Comment by csdvrx
9 days ago
Intransitive preferences is well known to experimental economists, but a hard pill to swallow for many, as it destroys a lot of algorithms (which depends on that) and require more robust tools like https://en.wikipedia.org/wiki/Paraconsistent_logic
> just one of the many tools of reason.
Read https://en.wikipedia.org/wiki/Preference_(economics)#Transit... then read https://pmc.ncbi.nlm.nih.gov/articles/PMC7058914/ and you will see there's a lot of data suggesting that indeed, it's just one of the many tools!
I think it's similar to how many dislike the non-deterministic output of LLM: when you use statistical tools, a non-deterministic output is a VERY nice feature to explore conceptual spaces with abductive reasoning: https://en.wikipedia.org/wiki/Abductive_reasoning
It's a tool I was using at a previous company, mixing LLMs, statistics and formal tools. I'm surprised there aren't more startups mixing LLM with z3 or even just prolog.

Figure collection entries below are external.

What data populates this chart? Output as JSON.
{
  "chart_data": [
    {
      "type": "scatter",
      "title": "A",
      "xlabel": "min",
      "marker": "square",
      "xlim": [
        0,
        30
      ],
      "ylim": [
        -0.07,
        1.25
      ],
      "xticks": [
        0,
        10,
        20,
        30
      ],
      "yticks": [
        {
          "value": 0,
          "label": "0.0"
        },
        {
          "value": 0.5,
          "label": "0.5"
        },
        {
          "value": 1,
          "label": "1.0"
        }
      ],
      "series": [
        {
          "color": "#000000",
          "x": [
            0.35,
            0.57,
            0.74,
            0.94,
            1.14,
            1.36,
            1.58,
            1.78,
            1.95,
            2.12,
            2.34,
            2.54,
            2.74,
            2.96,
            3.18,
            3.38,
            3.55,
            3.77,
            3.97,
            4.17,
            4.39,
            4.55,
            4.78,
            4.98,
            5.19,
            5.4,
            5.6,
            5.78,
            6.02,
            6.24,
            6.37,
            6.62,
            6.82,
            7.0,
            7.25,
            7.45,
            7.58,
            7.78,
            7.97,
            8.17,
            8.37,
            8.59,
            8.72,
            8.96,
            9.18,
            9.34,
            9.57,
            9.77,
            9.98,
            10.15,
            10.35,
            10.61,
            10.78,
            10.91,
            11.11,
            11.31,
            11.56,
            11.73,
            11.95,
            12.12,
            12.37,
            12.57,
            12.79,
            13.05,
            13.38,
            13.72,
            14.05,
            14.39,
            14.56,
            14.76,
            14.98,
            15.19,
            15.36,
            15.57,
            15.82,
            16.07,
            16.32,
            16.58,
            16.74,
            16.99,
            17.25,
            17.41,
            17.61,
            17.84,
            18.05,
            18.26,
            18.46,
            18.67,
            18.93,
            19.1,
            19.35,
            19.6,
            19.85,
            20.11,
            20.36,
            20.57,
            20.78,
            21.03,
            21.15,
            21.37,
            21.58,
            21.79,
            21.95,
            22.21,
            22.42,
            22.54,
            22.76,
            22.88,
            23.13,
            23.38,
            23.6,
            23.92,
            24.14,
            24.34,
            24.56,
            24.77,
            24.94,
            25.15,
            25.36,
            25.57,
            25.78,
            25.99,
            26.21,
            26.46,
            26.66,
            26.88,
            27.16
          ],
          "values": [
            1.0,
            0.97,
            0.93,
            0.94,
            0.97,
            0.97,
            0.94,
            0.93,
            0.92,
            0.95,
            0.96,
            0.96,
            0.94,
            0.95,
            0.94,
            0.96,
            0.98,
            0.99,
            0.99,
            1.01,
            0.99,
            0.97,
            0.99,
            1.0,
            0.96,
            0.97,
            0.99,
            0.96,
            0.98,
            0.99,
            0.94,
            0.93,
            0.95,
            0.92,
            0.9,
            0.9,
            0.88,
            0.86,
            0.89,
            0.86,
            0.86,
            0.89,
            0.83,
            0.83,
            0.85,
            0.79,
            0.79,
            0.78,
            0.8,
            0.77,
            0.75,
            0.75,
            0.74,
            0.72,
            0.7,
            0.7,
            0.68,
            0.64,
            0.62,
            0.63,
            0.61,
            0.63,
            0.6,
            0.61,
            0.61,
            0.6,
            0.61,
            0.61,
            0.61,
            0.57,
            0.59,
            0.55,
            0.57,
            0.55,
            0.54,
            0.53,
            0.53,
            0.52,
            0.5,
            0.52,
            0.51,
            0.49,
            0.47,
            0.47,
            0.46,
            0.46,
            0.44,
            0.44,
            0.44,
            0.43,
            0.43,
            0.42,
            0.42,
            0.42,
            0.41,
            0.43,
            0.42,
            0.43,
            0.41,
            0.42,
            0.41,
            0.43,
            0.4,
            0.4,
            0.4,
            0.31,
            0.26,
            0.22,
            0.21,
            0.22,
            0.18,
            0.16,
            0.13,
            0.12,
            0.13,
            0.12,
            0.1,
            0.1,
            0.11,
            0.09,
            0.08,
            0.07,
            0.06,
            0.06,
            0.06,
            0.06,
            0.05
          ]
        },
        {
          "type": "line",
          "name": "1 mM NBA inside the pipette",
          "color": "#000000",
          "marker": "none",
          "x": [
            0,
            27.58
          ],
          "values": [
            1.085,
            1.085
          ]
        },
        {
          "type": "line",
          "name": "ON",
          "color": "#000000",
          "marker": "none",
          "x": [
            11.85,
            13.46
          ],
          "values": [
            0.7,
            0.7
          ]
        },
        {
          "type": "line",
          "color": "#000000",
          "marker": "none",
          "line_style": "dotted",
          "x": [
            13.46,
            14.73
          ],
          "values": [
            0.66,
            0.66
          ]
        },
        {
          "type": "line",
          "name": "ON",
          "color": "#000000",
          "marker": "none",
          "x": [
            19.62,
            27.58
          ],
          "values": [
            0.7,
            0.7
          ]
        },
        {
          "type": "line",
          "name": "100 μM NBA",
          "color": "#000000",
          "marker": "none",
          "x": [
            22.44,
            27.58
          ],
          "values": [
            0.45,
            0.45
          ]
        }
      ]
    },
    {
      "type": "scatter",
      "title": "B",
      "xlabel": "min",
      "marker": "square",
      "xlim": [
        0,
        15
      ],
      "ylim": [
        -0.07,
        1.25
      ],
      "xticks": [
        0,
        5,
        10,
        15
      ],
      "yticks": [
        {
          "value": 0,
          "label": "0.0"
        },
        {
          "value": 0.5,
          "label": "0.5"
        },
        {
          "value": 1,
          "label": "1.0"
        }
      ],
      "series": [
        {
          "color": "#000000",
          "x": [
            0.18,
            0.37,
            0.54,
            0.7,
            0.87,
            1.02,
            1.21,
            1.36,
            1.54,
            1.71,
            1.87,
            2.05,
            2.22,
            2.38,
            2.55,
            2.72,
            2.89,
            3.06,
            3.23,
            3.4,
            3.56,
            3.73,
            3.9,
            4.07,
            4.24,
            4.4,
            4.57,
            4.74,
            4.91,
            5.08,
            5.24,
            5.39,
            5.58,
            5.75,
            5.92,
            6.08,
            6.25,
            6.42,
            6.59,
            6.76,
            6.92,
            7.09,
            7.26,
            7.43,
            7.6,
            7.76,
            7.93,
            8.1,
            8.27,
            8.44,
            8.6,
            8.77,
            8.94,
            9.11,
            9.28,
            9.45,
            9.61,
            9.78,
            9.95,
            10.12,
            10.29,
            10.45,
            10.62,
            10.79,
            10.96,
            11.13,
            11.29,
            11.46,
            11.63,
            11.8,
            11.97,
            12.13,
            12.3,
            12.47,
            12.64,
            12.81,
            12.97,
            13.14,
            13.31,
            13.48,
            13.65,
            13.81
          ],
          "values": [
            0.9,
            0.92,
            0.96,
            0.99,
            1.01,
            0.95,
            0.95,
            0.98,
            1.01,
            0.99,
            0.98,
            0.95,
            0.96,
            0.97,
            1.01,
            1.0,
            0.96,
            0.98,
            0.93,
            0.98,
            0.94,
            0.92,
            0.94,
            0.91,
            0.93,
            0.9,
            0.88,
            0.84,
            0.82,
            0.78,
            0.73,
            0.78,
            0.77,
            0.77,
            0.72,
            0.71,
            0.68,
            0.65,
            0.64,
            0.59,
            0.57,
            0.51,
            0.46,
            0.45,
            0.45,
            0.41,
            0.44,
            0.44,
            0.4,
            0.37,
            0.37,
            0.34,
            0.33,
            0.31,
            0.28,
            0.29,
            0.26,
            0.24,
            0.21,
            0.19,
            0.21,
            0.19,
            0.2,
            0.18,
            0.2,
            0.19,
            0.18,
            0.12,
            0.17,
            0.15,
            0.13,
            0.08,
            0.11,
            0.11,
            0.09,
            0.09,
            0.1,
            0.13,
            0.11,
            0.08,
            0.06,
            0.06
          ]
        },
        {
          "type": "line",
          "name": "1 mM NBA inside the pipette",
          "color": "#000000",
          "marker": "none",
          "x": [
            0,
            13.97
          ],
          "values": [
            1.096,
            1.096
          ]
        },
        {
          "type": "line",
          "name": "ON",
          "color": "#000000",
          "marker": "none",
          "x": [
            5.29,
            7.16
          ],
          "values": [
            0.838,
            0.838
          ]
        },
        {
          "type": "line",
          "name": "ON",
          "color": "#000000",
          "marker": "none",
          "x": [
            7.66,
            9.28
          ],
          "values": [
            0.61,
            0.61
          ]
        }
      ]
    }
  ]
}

Thanks for the links, the "tradeoff" aspect of paraconsistent logic is interesting. I think one way to achieve consensus with your debate partner might be to consider that the language rep is "just" a nondeterministic decompression of "the facts". I'm primed to agree with you but
https://news.ycombinator.com/item?id=41892090
(It's very common, esp. with educationally traumatized Americans, e.g., to identify Math with "calculation"/"approved tools" and not "the concepts")
"No amount of calculation will model conceptual thinking" <- sounds more reasonable?? (You said you were ok with nondeterministic outputs? :)
Sorry to come across as patronizing
if conceptual thinking is manipulating abstract concepts after having been given concrete particulars, I'd say it relies heavily upon projection, which, as generalised "K" (from SKI), sounds awfully like calculation.
And this is why I think gibson1 is wrong: we can argue about which projections or systems of logic should be used, concepts are still "calculations".